My stomach overfull, but I couldn’t help but indulge in whatever she fed me considering I could never take a bite of what I was really hungry for.

She cleared our plates, stacking them high in one hand, before she pulled the bill from her pocket. She set it facedown in front of me before she grazed a gentle brush of those fingers across my shoulder.

Sparks lit.

A faint glimmer.

A glow of what could never be.

“You guys have a great day,” she said, cinnamon eyes jumping around to land on each of us.

“Bye, Dakota. See you soon,” Caleb and Ezra both said.

I turned over the slip, pulse catching when I read what was on the other side, her swirly handwriting woven deep into the paper.

I shouldn’t be surprised. Shouldn’t take it as something it was not.

But it never failed to stab me in the guts.

Love is on the house.

SEVEN

DAKOTA

“What do you think you’re doing?”

I didn’t whirl around or gasp with the gravelly voice that hit me from behind. Why, when I already knew he was there? That dark intensity wisping through the air and curling over me like a blanket.
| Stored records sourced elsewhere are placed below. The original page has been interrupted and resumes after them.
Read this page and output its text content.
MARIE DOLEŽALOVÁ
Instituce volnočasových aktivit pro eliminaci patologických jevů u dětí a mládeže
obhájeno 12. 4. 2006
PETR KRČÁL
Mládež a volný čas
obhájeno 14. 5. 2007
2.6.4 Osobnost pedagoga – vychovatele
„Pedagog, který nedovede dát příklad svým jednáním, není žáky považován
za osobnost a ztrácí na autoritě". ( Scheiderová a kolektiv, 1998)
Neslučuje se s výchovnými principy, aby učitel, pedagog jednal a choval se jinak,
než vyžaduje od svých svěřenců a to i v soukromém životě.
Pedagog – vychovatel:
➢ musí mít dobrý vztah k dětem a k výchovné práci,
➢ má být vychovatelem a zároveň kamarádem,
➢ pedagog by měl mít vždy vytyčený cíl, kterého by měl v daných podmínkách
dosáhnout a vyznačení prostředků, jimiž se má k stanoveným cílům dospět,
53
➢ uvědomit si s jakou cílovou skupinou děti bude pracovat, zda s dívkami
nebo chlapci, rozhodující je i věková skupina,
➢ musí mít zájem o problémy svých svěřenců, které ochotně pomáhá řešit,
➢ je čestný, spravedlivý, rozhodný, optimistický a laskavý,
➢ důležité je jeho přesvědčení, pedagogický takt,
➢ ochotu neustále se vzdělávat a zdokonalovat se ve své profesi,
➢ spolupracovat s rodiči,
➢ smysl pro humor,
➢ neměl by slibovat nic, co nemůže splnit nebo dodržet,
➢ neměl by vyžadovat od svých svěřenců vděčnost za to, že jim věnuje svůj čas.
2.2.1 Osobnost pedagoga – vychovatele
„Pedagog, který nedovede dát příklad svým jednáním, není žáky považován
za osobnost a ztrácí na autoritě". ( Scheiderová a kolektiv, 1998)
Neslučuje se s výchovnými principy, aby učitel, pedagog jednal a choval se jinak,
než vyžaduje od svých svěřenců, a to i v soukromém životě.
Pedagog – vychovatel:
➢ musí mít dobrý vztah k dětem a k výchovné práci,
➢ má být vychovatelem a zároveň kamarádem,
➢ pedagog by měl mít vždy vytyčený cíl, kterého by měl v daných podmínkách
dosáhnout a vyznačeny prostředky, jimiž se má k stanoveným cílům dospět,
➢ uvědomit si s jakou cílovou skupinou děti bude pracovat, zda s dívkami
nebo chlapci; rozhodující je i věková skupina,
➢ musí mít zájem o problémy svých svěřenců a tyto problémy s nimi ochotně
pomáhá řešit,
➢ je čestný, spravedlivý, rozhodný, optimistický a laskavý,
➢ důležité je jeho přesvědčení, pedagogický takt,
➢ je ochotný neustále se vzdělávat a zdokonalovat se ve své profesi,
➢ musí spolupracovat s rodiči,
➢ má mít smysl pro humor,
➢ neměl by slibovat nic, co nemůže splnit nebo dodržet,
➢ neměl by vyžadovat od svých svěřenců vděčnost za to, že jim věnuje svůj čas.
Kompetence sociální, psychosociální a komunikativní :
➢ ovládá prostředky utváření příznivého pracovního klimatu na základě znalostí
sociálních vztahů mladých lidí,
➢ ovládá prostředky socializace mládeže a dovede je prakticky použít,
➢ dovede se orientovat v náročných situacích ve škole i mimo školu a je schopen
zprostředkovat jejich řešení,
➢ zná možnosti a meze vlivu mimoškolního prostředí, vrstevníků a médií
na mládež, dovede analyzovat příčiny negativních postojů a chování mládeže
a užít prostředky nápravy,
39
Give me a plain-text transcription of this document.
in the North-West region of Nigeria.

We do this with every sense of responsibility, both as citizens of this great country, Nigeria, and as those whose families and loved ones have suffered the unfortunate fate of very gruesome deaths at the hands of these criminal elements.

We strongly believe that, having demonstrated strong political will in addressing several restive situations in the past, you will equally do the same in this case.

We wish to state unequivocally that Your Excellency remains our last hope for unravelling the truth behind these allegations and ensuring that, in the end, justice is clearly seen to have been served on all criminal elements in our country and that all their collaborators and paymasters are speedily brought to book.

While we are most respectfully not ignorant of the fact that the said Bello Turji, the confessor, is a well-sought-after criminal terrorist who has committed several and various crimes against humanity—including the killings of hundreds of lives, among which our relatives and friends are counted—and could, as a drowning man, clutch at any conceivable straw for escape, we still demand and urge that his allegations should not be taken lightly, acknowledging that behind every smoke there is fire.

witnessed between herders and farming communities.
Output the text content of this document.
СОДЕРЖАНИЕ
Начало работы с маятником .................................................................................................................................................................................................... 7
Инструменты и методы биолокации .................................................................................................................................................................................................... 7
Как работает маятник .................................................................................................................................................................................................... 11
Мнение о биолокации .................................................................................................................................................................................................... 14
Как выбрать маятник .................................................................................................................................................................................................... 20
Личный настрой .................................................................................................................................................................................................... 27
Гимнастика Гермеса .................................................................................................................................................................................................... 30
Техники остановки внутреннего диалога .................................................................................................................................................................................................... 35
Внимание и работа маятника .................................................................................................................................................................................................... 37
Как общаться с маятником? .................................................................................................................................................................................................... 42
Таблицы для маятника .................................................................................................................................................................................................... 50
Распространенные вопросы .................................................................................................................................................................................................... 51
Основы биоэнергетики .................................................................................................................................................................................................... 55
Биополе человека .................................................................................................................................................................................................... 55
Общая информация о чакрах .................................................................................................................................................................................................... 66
Both comfort and something so utterly uncomfortable I wasn’t sure I could ever make sense of it.

I already knew he’d come, the way he always did, so I chucked him a saucy grin from over my shoulder where I was bent over the front of my desk, my laptop shifted around so I could look up a sales order to check for when it was scheduled for delivery.

“Working,” I told him, and I tried not to get hung up on the way he had a shoulder leaned against the jamb of my office door, every sinewy inch of him cocked in an easy casualness that still looked like you might get electrocuted if you got too close.

His edges so sharp they could cut with a glance.

Not that or the way his gaze seemed to snap up from where it’d been locked on my backside. I just hoped my dress wasn’t hiked up so high that my underwear was showing.

He scoffed, stuffing those tatted hands into the pockets of his jeans. “You have to stop doing that.” It grated from those plush lips.

“And what would that be?” I asked, shifting around and propping myself against the wood of my desk.

He pushed off, coming closer, the ground doing that trembling thing as he took a step my direction, then another until he was right in front of me.

Towering tall.

Sweet severity dripped from every inch of his flesh.

“You know exactly what I’m talking about,” he grumbled, though there was a softness to it. “Thinking you have to comp my meal every time I come in.”

My head barely shook. “Why wouldn’t I?”

Something flashed through that gunmetal gaze.

Something stark.

Potent.

“We are like family,” I rushed to clarify, holding back the automatic response that I really wanted to give.

The truth that this restaurant wouldn’t exist without him.

But every time I brought up the money, he got angry and insisted it was mine.

A gift.

But there was no way I wasn’t paying him back. It just didn’t feel right. I was getting close to being able to.

He exhaled a short breath, and he angled in closer, his whispered words breezing across my face. “Yeah, we are. But that doesn’t mean you need to be tossing out what you have to offer for free. You worked hard for this place, and I want to support it.” He hesitated for a beat before he muttered, “I want to support you.”

Did he have any idea how much he’d already done that?

That I could never ask him for more?

“And maybe I just like feeding you.” Somehow my voice had gone choppy where I was pinned to my desk with an inch separating us, shallow as I stared at him as he gazed down at me.

His gaze drifted, landing on the metal box I kept on my desk. My nickname was etched on the lid, and I wondered if it made me pathetic that it was my most prized possession, every recipe I’d ever created tucked inside like a treasure.